If the younger son comes and says sell some of what you have, which remember, you’re in a situation where you can sell but always with redemptions. Property is considered sacred. You’re doing this for the whole family. This guy comes and says, “I want my part split off.” That just doesn’t happen. You’re not going to do that.
Jesus is making a hyperbole here of something I don’t think they would ever see. “I want you to partition the family business so I can take mine off and do what I want to do.” It’s a very wicked thing in the culture.
But he does it. He goes and wastes his possessions with prodigal living, ends up in the pigsty, and then comes home.
Of course, then the older brother, the one who would have been the CEO—and what has happened when they partitioned the assets, what has happened to the older brother? His company size has been shrunk, right, of what he’s going to inherit. He’s actually endangered the family with this behavior.
And so he comes home, and this father welcomes him gladly. And he says to the older son in verse 31, ‘Son, you are always with me, and all that I have is yours. All I have is yours.
The younger son was restored his fellowship, but he was not restored his ownership. He was not restored his inheritance. He was restored the fellowship with the father.
‘Son, you are always with me, and all that I have is yours.
It was right that we should make merry and be glad, for your brother was dead and is alive again, and was lost and is found.’ ”

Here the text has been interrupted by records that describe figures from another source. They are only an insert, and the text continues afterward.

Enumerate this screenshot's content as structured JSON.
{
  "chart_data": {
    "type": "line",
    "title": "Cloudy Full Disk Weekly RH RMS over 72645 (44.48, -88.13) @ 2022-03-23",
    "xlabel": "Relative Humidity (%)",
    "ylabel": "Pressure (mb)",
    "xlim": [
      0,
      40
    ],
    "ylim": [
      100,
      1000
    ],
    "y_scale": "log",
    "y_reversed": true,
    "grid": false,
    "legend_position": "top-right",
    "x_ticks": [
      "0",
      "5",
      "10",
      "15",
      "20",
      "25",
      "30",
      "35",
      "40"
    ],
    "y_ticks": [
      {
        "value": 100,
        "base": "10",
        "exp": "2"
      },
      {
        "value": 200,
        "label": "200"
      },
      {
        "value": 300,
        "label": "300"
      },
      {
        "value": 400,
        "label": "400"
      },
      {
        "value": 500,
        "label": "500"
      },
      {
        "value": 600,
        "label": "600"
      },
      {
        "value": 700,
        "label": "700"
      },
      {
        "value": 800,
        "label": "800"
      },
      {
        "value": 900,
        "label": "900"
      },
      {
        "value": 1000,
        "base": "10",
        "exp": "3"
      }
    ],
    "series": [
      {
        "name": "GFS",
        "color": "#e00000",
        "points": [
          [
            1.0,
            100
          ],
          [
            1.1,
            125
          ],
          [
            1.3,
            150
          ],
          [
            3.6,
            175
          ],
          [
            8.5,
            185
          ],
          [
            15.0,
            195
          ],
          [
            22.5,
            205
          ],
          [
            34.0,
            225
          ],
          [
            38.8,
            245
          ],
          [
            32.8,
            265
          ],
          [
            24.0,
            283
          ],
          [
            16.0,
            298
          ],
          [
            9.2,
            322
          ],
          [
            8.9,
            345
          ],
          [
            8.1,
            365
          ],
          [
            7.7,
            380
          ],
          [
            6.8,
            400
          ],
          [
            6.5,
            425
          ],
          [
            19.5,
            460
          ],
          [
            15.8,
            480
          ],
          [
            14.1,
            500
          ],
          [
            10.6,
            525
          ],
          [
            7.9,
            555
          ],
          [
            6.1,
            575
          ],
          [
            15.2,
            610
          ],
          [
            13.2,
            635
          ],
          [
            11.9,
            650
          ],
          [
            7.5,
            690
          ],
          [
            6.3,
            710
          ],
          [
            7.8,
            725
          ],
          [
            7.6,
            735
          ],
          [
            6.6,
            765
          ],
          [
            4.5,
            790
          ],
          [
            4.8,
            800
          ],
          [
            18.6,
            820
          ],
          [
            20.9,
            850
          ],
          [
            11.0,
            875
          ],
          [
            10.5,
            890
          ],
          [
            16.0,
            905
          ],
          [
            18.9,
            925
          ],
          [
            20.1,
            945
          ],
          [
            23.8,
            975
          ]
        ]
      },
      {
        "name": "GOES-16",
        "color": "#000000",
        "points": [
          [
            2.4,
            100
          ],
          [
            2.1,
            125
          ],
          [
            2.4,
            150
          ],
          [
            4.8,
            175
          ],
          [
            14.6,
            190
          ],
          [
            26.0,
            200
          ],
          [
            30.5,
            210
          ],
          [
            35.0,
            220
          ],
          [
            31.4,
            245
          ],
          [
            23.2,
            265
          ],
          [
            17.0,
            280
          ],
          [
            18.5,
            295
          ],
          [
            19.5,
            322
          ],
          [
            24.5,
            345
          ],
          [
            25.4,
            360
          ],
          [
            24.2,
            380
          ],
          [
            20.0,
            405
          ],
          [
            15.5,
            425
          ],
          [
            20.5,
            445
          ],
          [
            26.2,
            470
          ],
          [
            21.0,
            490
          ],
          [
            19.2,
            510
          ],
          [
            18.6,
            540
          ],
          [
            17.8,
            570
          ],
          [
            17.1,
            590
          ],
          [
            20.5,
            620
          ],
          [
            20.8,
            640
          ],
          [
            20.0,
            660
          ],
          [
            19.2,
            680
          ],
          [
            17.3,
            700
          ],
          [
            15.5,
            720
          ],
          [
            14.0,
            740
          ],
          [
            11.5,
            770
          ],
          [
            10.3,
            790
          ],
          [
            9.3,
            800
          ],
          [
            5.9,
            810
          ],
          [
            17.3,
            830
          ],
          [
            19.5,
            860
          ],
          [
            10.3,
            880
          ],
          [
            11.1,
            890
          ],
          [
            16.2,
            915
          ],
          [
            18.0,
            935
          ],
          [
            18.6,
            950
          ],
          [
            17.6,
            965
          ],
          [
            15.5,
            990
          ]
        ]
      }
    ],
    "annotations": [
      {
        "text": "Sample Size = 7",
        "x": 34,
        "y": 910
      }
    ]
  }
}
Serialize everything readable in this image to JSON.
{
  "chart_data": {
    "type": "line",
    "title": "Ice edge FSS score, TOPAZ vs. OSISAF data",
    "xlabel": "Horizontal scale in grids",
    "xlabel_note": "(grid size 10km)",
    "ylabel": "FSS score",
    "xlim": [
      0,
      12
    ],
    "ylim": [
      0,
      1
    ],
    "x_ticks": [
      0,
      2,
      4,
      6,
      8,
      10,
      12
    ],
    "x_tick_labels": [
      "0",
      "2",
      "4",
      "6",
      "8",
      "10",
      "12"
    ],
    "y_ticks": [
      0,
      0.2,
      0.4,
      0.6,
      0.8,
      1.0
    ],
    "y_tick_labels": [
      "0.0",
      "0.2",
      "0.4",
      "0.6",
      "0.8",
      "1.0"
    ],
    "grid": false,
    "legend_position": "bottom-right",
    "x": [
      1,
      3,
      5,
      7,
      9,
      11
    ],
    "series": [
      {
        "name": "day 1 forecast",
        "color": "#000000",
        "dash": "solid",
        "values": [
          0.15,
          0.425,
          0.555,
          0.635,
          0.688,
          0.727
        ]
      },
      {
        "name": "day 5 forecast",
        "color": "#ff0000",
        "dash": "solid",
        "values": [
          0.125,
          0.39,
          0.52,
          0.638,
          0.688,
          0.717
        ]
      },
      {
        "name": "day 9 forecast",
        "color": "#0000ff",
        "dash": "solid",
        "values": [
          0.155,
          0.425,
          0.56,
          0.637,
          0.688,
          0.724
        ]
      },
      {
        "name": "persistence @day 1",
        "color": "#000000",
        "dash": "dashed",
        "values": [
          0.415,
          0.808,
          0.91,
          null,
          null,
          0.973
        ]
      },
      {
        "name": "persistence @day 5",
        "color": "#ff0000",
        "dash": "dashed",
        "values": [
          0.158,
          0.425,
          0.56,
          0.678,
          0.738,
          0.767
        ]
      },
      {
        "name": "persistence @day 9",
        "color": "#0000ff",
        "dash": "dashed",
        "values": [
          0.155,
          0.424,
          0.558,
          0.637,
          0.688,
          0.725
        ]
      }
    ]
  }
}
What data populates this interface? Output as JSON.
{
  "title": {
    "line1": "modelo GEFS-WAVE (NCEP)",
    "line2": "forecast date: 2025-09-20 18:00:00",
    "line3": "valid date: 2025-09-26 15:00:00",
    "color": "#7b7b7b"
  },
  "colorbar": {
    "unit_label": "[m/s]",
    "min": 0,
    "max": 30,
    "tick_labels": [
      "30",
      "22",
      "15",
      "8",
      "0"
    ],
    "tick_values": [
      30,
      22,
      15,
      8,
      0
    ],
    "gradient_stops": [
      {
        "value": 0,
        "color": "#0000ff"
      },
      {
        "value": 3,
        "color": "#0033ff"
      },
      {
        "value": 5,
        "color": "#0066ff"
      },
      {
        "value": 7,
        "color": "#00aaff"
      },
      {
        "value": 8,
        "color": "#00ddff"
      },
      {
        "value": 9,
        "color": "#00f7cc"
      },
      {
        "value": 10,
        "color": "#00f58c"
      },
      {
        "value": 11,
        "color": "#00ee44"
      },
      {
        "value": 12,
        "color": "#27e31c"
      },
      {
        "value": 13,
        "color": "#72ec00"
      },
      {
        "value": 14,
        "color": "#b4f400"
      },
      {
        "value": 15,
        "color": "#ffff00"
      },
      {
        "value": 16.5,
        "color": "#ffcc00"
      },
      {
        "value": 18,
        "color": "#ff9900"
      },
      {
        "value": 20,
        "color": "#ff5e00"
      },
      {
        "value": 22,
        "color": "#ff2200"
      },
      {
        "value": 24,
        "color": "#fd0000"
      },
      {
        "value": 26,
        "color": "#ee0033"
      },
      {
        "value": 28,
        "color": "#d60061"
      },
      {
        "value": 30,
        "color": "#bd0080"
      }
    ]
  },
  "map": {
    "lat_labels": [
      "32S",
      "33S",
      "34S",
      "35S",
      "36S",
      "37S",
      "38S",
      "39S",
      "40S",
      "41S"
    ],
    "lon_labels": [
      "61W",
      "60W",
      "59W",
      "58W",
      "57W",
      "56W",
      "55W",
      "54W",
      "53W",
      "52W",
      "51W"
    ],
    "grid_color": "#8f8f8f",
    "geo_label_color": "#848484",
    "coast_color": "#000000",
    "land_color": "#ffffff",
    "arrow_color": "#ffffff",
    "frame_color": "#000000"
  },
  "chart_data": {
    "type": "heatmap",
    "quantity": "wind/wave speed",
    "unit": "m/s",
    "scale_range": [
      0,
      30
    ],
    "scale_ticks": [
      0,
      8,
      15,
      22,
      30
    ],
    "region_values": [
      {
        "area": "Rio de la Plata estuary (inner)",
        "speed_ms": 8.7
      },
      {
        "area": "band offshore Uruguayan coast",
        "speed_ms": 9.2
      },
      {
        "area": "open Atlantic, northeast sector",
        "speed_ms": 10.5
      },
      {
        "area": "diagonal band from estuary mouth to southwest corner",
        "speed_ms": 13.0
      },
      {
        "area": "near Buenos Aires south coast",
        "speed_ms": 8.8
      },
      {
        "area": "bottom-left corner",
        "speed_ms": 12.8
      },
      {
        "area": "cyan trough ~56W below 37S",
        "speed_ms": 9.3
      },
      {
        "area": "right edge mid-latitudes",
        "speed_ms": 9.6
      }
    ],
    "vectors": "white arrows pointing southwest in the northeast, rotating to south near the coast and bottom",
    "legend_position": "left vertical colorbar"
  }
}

I think what God’s showing here is I care more about the principles in the business, the owner of the business, than I do the business itself.
He was dead and is alive again, and was lost and is found.’ ”
Go back to 15:6. ‘Rejoice with me, for I have found my sheep which was lost!’
Look at the parable of the coins. In verse 9, And when she has found it, she calls her friends and neighbors together, saying, ‘Rejoice with me, for I have found the piece which I lost!’
Our son was lost and is found. And he parallels it in the prodigal story with he was dead and is made alive.
These are the same words that he uses in Romans 6 when he says we have been buried in death with Christ and raised to walk in newness of life on a daily basis. This is a central theme of the Bible, lost/found, dead/alive.
Again, he’s saying I care about the people more than I do the money. The money’s just a means to an end. The means is teaching how to interact with people.
He then goes and turns to the disciples. He’s been talking to these lovers of money, these Pharisees, to make the point people matter more than money. People matter more than possessions. People matter more than the enterprise. Even though there’s consequences associated with money, the fellowship of the relationship is actually more important to me.
In terms of the Pharisees, the Pharisees had Israel. They had the scriptures. They had immense blessings. He could say to them, “All I have is yours if you’ll take it.”
What did the oldest son benefit from? He owned everything his father had. How much did he benefit from it? None because his complaint was, what? You never gave me a fatted calf. We wonder if he ever asked for one. More than likely he could have had a fatted calf anytime he wanted to.
I think he’s telling the Pharisees here you love money so much that you’re completely missing the inheritance you have, and you’re spending your time complaining about these sinners who I also love, and you’re missing out completely on what you could be having.